Farmers 'running out of patience' with ELM delays, CLA warns

CLA president Mark Tufnell said confidence in the government’s flagship ELM schemes was on the "brink of disappearing forever"
CLA president Mark Tufnell said confidence in the government’s flagship ELM schemes was on the "brink of disappearing forever"

The government has been told farmers are 'running out of patience' due to 'unacceptable' delays to the rollout of the Environmental Land Management (ELM) schemes.

The Country Land and Business Association (CLA) made the damning comments during the group's annual Rural Business Conference.

It warned that the lack of clarity on post-Brexit payment rates was akin to buying “something from the shop without knowing the price."

With Defra Secretary Dr Thérèse Coffey in attendance, the CLA said that farmer confidence in the scheme’s success was nearly at zero.

There had been mounting speculation that Defra was planning on significantly changing or dropping the ELMS, rumours that the department recently denied.

The post-Brexit system of support is made up of three payment schemes - the sustainable farming incentive (SFI), local nature recovery and landscape recovery.

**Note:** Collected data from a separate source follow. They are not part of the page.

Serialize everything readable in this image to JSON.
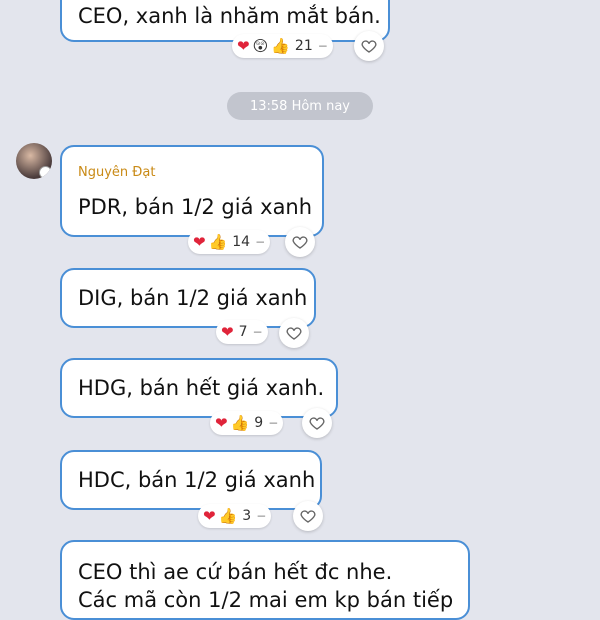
{
  "header_partial_message": {
    "text": "CEO, xanh là nhăm mắt bán.",
    "reaction_count": "21"
  },
  "time_divider": "13:58 Hôm nay",
  "sender": {
    "name": "Nguyên Đạt"
  },
  "messages": [
    {
      "text": "PDR, bán 1/2 giá xanh",
      "reaction_count": "14"
    },
    {
      "text": "DIG, bán 1/2 giá xanh",
      "reaction_count": "7"
    },
    {
      "text": "HDG, bán hết giá xanh.",
      "reaction_count": "9"
    },
    {
      "text": "HDC, bán 1/2 giá xanh",
      "reaction_count": "3"
    }
  ],
  "last_message": {
    "line1": "CEO thì ae cứ bán hết đc nhe.",
    "line2": "Các mã còn 1/2 mai em kp bán tiếp"
  },
  "colors": {
    "bubble_border": "#4a8fd6",
    "background": "#e3e5ed",
    "sender_name": "#c98a16",
    "heart": "#e0243a",
    "thumb": "#f2b01e"
  },
  "icons": [
    "heart-icon",
    "surprised-face-icon",
    "thumbs-up-icon",
    "heart-outline-icon"
  ]
}
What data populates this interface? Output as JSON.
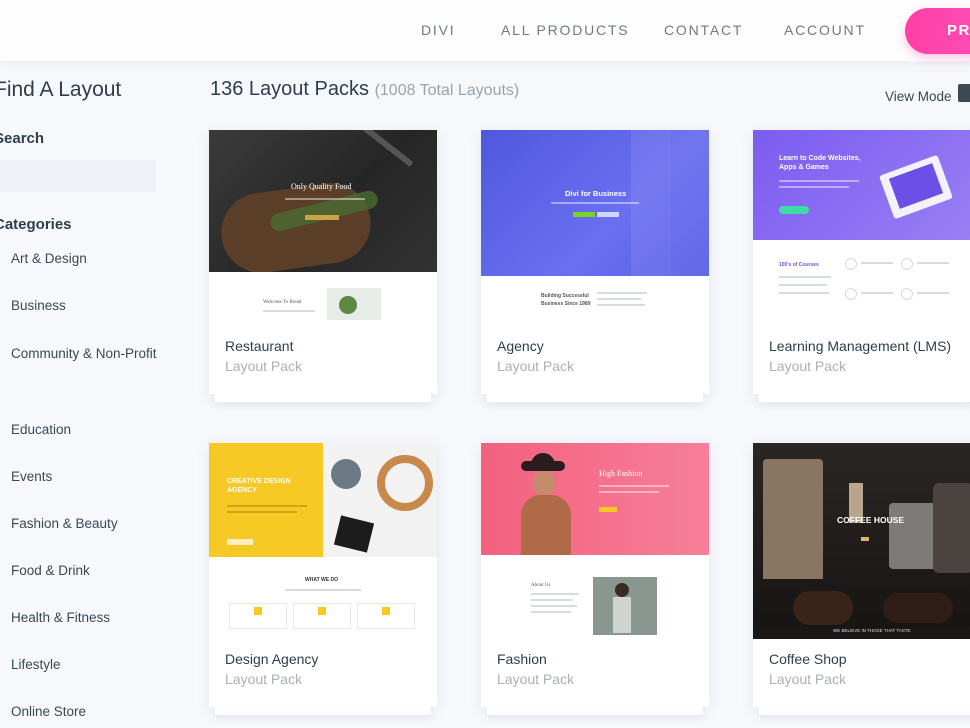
{
  "nav": {
    "links": [
      "DIVI",
      "ALL PRODUCTS",
      "CONTACT",
      "ACCOUNT"
    ],
    "cta_label": "PRICING"
  },
  "sidebar": {
    "title": "Find A Layout",
    "search_label": "Search",
    "search_value": "",
    "categories_label": "Categories",
    "categories": [
      "Art & Design",
      "Business",
      "Community & Non-Profit",
      "Education",
      "Events",
      "Fashion & Beauty",
      "Food & Drink",
      "Health & Fitness",
      "Lifestyle",
      "Online Store"
    ]
  },
  "main": {
    "heading": "136 Layout Packs",
    "total": "(1008 Total Layouts)",
    "view_mode": "View Mode"
  },
  "cards": [
    {
      "title": "Restaurant",
      "subtitle": "Layout Pack",
      "hero_text": "Only Quality Food",
      "lower_text": "Welcome To Bread"
    },
    {
      "title": "Agency",
      "subtitle": "Layout Pack",
      "hero_text": "Divi for Business",
      "lower_text": "Building Successful Business Since 1989"
    },
    {
      "title": "Learning Management (LMS)",
      "subtitle": "Layout Pack",
      "hero_text": "Learn to Code Websites, Apps & Games",
      "lower_text": "100's of Courses"
    },
    {
      "title": "Design Agency",
      "subtitle": "Layout Pack",
      "hero_text": "CREATIVE DESIGN AGENCY",
      "lower_text": "WHAT WE DO"
    },
    {
      "title": "Fashion",
      "subtitle": "Layout Pack",
      "hero_text": "High Fashion",
      "lower_text": "About Us"
    },
    {
      "title": "Coffee Shop",
      "subtitle": "Layout Pack",
      "hero_text": "COFFEE HOUSE",
      "lower_text": "WE BELIEVE IN THOSE THAT TASTE"
    }
  ],
  "colors": {
    "accent_pink": "#ff3fa4",
    "agency_purple": "#5b5ee0",
    "lms_purple": "#8b6cf2",
    "design_yellow": "#f6c924",
    "fashion_pink": "#f6728c"
  }
}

Under these, farmers will receive payment for taking actions which generate environmental benefits, such as improving grasslands or soils.

But speaking at the Rural Business Conference, CLA president Mark Tufnell said that confidence within the farming industry was close to "disappearing forever".

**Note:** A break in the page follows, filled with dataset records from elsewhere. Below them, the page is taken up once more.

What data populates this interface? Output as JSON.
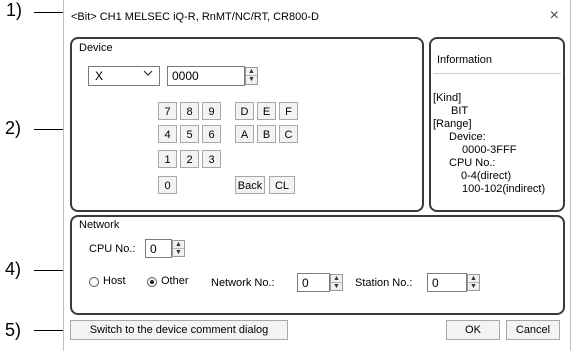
{
  "callouts": [
    "1)",
    "2)",
    "4)",
    "5)"
  ],
  "title": "<Bit> CH1 MELSEC iQ-R, RnMT/NC/RT, CR800-D",
  "close_glyph": "×",
  "device": {
    "label": "Device",
    "type_value": "X",
    "address_value": "0000",
    "keys": [
      "7",
      "8",
      "9",
      "D",
      "E",
      "F",
      "4",
      "5",
      "6",
      "A",
      "B",
      "C",
      "1",
      "2",
      "3",
      "0"
    ],
    "back_label": "Back",
    "cl_label": "CL"
  },
  "information": {
    "label": "Information",
    "lines": [
      "[Kind]",
      "BIT",
      "[Range]",
      "Device:",
      "0000-3FFF",
      "CPU No.:",
      "0-4(direct)",
      "100-102(indirect)"
    ]
  },
  "network": {
    "label": "Network",
    "cpu_no_label": "CPU No.:",
    "cpu_no_value": "0",
    "host_label": "Host",
    "other_label": "Other",
    "selected": "Other",
    "network_no_label": "Network No.:",
    "network_no_value": "0",
    "station_no_label": "Station No.:",
    "station_no_value": "0"
  },
  "footer": {
    "switch_label": "Switch to the device comment dialog",
    "ok_label": "OK",
    "cancel_label": "Cancel"
  },
  "icons": {
    "dropdown": "chevron-down-icon",
    "spin_up": "▲",
    "spin_down": "▼"
  }
}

Mr Tufnell said: “There is nothing Conservative about holding rural businesses back. There is nothing Conservative about letting rural communities fail.”

The CLA’s president also criticised the government’s track record in supporting rural businesses across the country, pointing towards a planning regime that seems “designed to hold the rural economy back.”

He also put a spotlight on the lack of affordable housing driving away young people, and infrastructure and connectivity preventing many from even “operating in the 21st century”.

Mr Tufnell called on the government to match the ambitions of rural firms, adding that 12 years since the Conservatives came to power, the policy landscape had "in some cases got worse".

The speech follows a recent survey published earlier this year by the rural group which shone a light on the cracks in the ‘blue wall’.

The opinion poll of the five most rural counties in England put the Conservatives just two points ahead of Labour, indicating a 7.5% swing from the 2019 general election.

The by-elections in Tiverton and Honiton were seen by many as a warning shots fired by rural voters.